“Punire per educare”. È illusorio, nonché socialmente dannoso, inseguire gli obiettivi ricompresi in questo slogan tardo-ottocentesco, oggi tanto di moda nelle carceri e finanche nelle scuole. Uno slogan che è diventata politica attiva e che fa parte di una sotto-cultura che semplifica i processi culturali, sociali e psicologici fino a ridurli, in modo manicheo, a ostacoli a quella che è considerata una benemerita reazione disciplinare o punitiva a seconda dei contesti. La giustizia penale minorile non meritava le involuzioni normative presenti nel cosiddetto Decreto Legge Caivano che, come è spiegato in questo rapporto, ci riporta qualche decennio indietro nella storia giuridica del nostro Paese. A partire almeno dal 1988, con l’entrata in vigore del codice di procedura penale minorile, l’Italia aveva scelto un’altra via, quella che potremmo descrivere attraverso un’inversione semantica dello slogan indicato in apertura di questo commento, ossia “educare per punire il meno possibile o addirittura per non punire affatto”.

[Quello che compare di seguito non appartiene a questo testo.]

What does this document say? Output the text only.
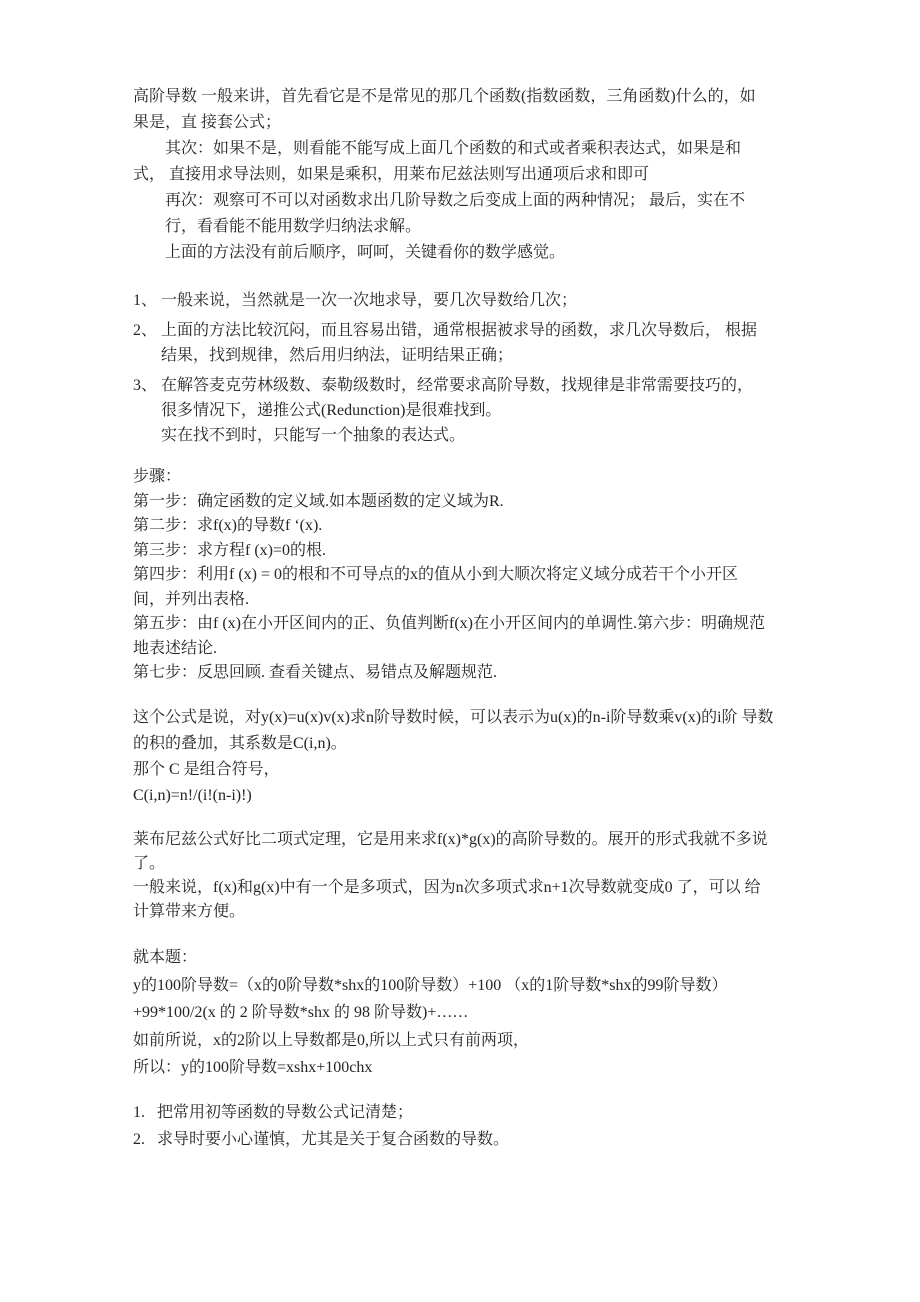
高阶导数 一般来讲，首先看它是不是常见的那几个函数(指数函数，三角函数)什么的，如
果是，直 接套公式；
其次：如果不是，则看能不能写成上面几个函数的和式或者乘积表达式，如果是和
式， 直接用求导法则，如果是乘积，用莱布尼兹法则写出通项后求和即可
再次：观察可不可以对函数求出几阶导数之后变成上面的两种情况； 最后，实在不
行，看看能不能用数学归纳法求解。
上面的方法没有前后顺序，呵呵，关键看你的数学感觉。
1、 一般来说，当然就是一次一次地求导，要几次导数给几次；
2、 上面的方法比较沉闷，而且容易出错，通常根据被求导的函数，求几次导数后， 根据
结果，找到规律，然后用归纳法，证明结果正确；
3、 在解答麦克劳林级数、泰勒级数时，经常要求高阶导数，找规律是非常需要技巧的，
很多情况下，递推公式(Redunction)是很难找到。
实在找不到时，只能写一个抽象的表达式。
步骤：
第一步：确定函数的定义域.如本题函数的定义域为R.
第二步：求f(x)的导数f ‘(x).
第三步：求方程f (x)=0的根.
第四步：利用f (x) = 0的根和不可导点的x的值从小到大顺次将定义域分成若干个小开区
间，并列出表格.
第五步：由f (x)在小开区间内的正、负值判断f(x)在小开区间内的单调性.第六步：明确规范
地表述结论.
第七步：反思回顾. 查看关键点、易错点及解题规范.
这个公式是说，对y(x)=u(x)v(x)求n阶导数时候，可以表示为u(x)的n-i阶导数乘v(x)的i阶 导数
的积的叠加，其系数是C(i,n)。
那个 C 是组合符号，
C(i,n)=n!/(i!(n-i)!)
莱布尼兹公式好比二项式定理，它是用来求f(x)*g(x)的高阶导数的。展开的形式我就不多说
了。
一般来说，f(x)和g(x)中有一个是多项式，因为n次多项式求n+1次导数就变成0 了，可以 给
计算带来方便。
就本题：
y的100阶导数=（x的0阶导数*shx的100阶导数）+100 （x的1阶导数*shx的99阶导数）
+99*100/2(x 的 2 阶导数*shx 的 98 阶导数)+……
如前所说，x的2阶以上导数都是0,所以上式只有前两项，
所以：y的100阶导数=xshx+100chx
1. 把常用初等函数的导数公式记清楚；
2. 求导时要小心谨慎，尤其是关于复合函数的导数。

La società degli adulti deve decidere che fare dei propri ragazzi, a partire da quelli più faticosi, disagiati, riottosi alle regole. La punizione carceraria crea dolore, stigma, fratture sociali insanabili. È negazione di futuro attraverso l’inflizione di sofferenze nel presente. Incarcerare un ragazzo o una ragazza è una delle scelte più gravi che si possa fare: significa inchiodarlo per sempre a un momento o a più momenti della sua giovane vita. Non può che essere un’opzione del tutto eccezionale. Invece le nuove norme hanno inteso rompere con una bella storia italiana, che era quella della residualizzazione della risposta detentiva nei confronti dei minori. La fiction “Mare fuori” non è riuscita, nonostante le buone intenzioni, a costruire una coscienza politica diversa. È prevalsa l’onda securitaria, la marea disciplinare che sta investendo l’intera nostra debole società. Chi sbaglia paga, anche se ha quattrodici, quindici, sedici, diciassette anni. È questo il mantra. La responsabilità e la maturità sono invece obiettivi che richiedono l’immensa fatica del dialogo, dell’ascolto infinito.
Per lunghi decenni l’Italia carceraria non è stata afflitta da emergenze date dalla iper-incarcerazione di ragazzi. La media delle loro presenze annue non è mai stata preoccupante, tant’è che raramente si sono superate le cinquecento unità nei diciassette Istituti Penali per Minorenni. All’estero ci guardavano come modello da seguire, al pari della nostra politica abolizionista sui manicomi. Invece è tornata di moda dalle parti del Ministero della Giustizia e del Ministero dell’Istruzione l’idea semplificata per cui esisterebbe una pedagogia del carcere, della punizione esemplare. Come se non ci fossero stati un secolo di studi pedagogici e sociologici in direzione opposta. Nel frattempo il Ministero dell’Istruzione si è arricchito fin dal nome del riferimento al merito. È secondo quest’ultimo che i ragazzi vanno dunque classificati. Una concezione che dalla scuola arriva alla giustizia: chi commette un reato ha demeritato al punto da ‘meritarsi’ la punizione del carcere. Questa è la filosofia che permea il dibattito politico e parlamentare più recente. E lo si è visto in occasione dei fatti di Caivano, che sull’onda dell’emotività hanno originato nuove norme repressive. In questo modo si rinuncia alla complessità educativa, che invece associa la parola responsabilità non alla cattiva retorica della punizione ma a quella faticosa della cura, della consapevolezza, dello sguardo critico. Il carcere, anche quello meno truce e violento, annichilisce ogni forma di coscienza olistica. Non è in carcere che l’io si potrà mai rendere conto di essere parte di un insieme articolato.
Avremmo voluto che si aprisse un dibattito fecondo intorno alla nostra proposta di un codice penale rivolto ai soli minori, con sanzioni differenziate rispetto a quelle degli adulti e modellate sui loro bisogni di crescita e maturazione. Un codice che non punisca le ragazze e i ragazzi per gli stessi fatti, con le stesse sanzioni e con la stessa intensità prevista per i maggiorenni. Invece la nostra proposta è rimasta confinata ai luoghi del sapere, senza interessare quelli delle decisioni politiche.
Antigone continuerà a proporre un modello di giustizia penale minorile a forma e dimensione di adolescente, confezionato su sua misura senza che mutui la logica perdente della giustizia penale degli adulti.